The men of the twenty-ninth century live in a perpetual fairyland, though they do not seem to realise it.

Opening line, In the Twenty-Ninth Century, by Michel and Jules Verne, 1889, translated by I.O. Evans, 1965

The full title of this short story which is mostly the work of Jules Verne’s son, Michel, is In the Twenty-Ninth Century. The day of an American journalist in the year 2889. The story was originally written in English by an uncredited translator working with Michel Verne, and was later improved by Jules and published in French. (Michel’s English was too poor to write a publishable story.) It appeared in a New York periodical, The Forum, in 1889, a thousand years before the events depicted.
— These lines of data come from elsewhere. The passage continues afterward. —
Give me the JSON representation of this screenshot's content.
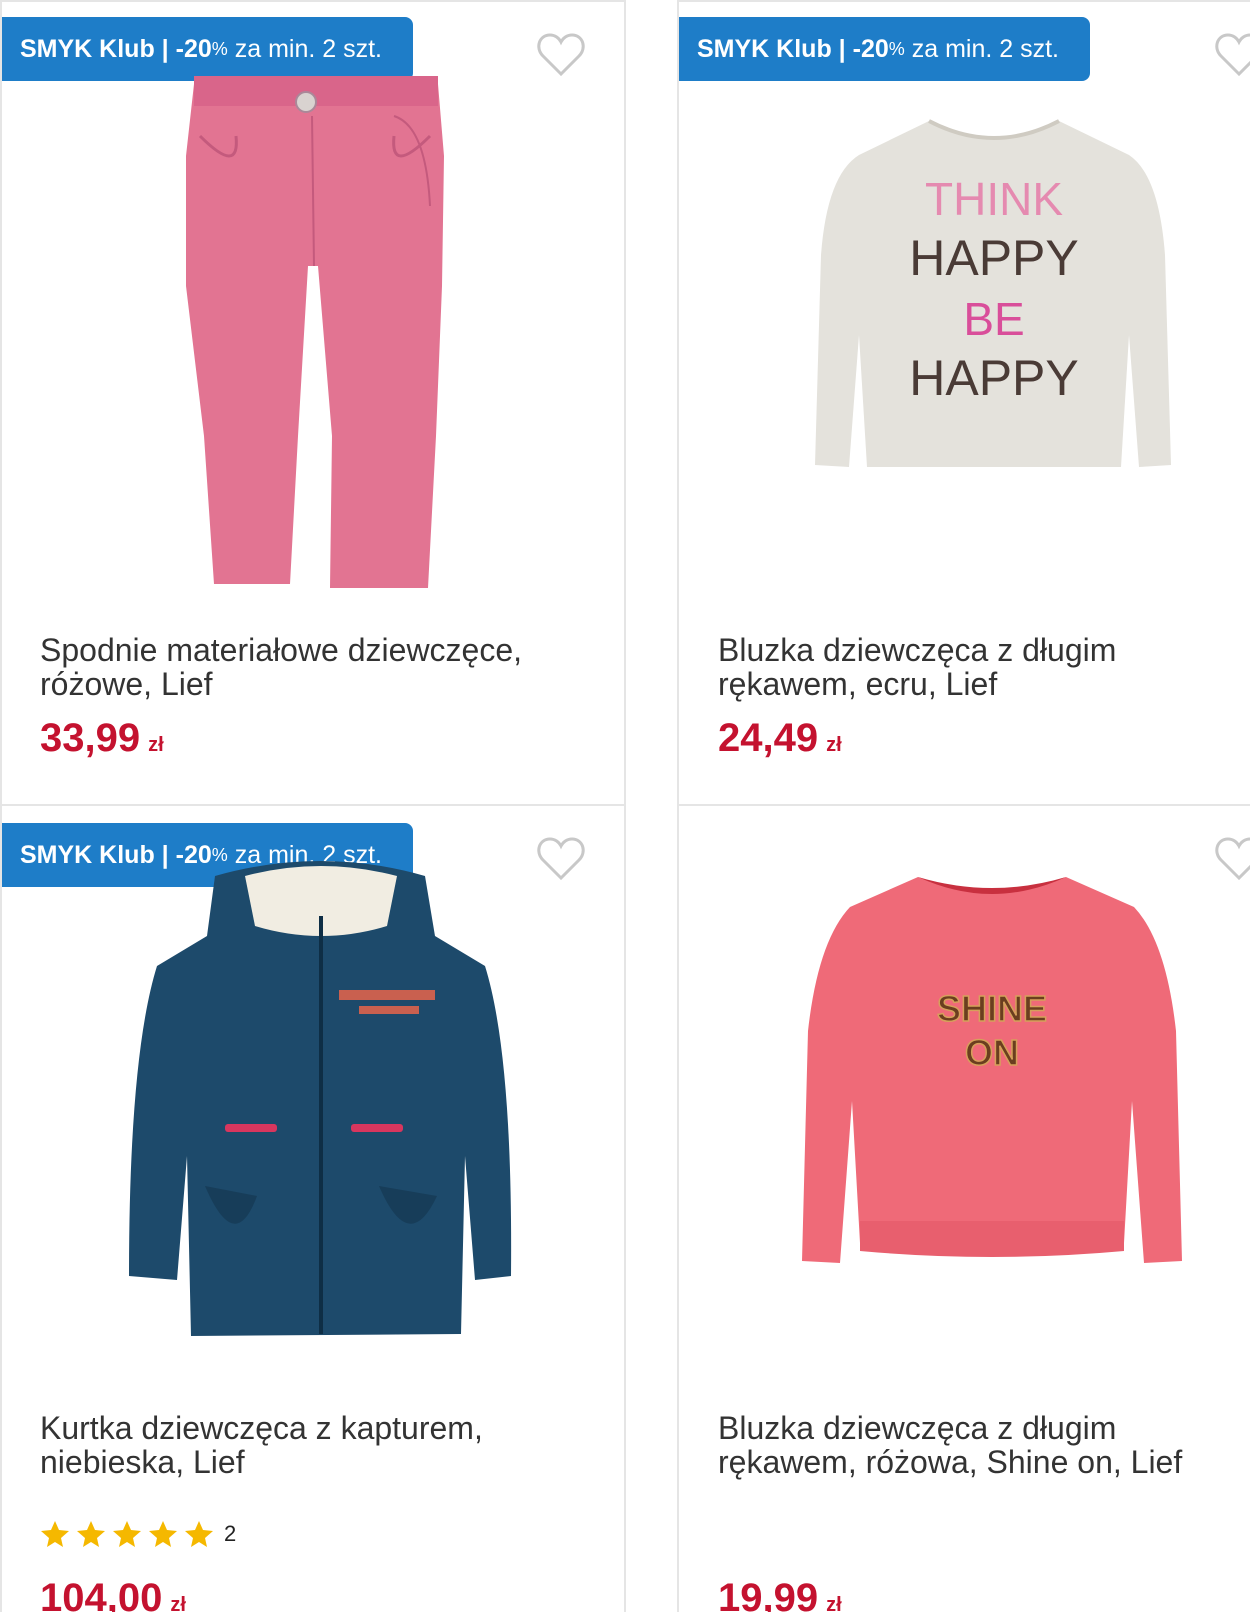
{
  "products": [
    {
      "badge": {
        "brand": "SMYK Klub",
        "separator": "|",
        "discount": "-20",
        "percent": "%",
        "condition": "za min. 2 szt."
      },
      "title_line1": "Spodnie materiałowe dziewczęce,",
      "title_line2": "różowe, Lief",
      "price": "33,99",
      "currency": "zł",
      "image": "pink-trousers",
      "favorite_icon": "heart-outline-icon"
    },
    {
      "badge": {
        "brand": "SMYK Klub",
        "separator": "|",
        "discount": "-20",
        "percent": "%",
        "condition": "za min. 2 szt."
      },
      "title_line1": "Bluzka dziewczęca z długim",
      "title_line2": "rękawem, ecru, Lief",
      "price": "24,49",
      "currency": "zł",
      "image": "ecru-long-sleeve-top",
      "print_text": [
        "THINK",
        "HAPPY",
        "BE",
        "HAPPY"
      ],
      "favorite_icon": "heart-outline-icon"
    },
    {
      "badge": {
        "brand": "SMYK Klub",
        "separator": "|",
        "discount": "-20",
        "percent": "%",
        "condition": "za min. 2 szt."
      },
      "title_line1": "Kurtka dziewczęca z kapturem,",
      "title_line2": "niebieska, Lief",
      "rating": {
        "stars": 5,
        "count": "2"
      },
      "price": "104,00",
      "currency": "zł",
      "image": "navy-hooded-jacket",
      "favorite_icon": "heart-outline-icon"
    },
    {
      "title_line1": "Bluzka dziewczęca z długim",
      "title_line2": "rękawem, różowa, Shine on, Lief",
      "price": "19,99",
      "currency": "zł",
      "image": "pink-long-sleeve-top",
      "print_text": [
        "SHINE",
        "ON"
      ],
      "favorite_icon": "heart-outline-icon"
    }
  ],
  "colors": {
    "badge_bg": "#1e7dc8",
    "price": "#c4122f",
    "star": "#f5b800",
    "divider": "#e5e5e5"
  }
}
I had an ‘Ah!’ moment when I recently read the story in a Jules Verne collection. Near the end, a scientist tries to hibernate for 100 years, for pure love of science, by exposing himself to a cold of 172 deg Centigrade and then being shut up in a tomb. On the appointed day for his resurrection, the coffin is opened and the body is still mummified. Nothing brings it back to life. It’s concluded that the method ‘still needs to be perfected’.

But I had already suspected that Verne had written something about the dead returning to life because of this postcard I bought at his house (now a Jules Verne museum) in Amiens earlier this year, which was definitely more interesting than any tomb. As you see, he’s bursting up out of his grave, alive again, though only in a sculpture that was added two years after his death in 1905.

Tomb of Jules Verne, Amiens, France

An amusing foresight in the story is the phonotelephotic apparatus used by the characters Francis and Edith Bennett, who like to have lunch while in two separate places, talking to each other on the screen while eating. A video phone, we might call it. It’s a part of the fairyland mentioned in the opening line, but it’s also a good prediction on the part of Jules’ son Michel.

And it’s elements like these in old science fiction that make the stories fun to read, picking out what has actually come to pass and what is yet to be ‘perfected’.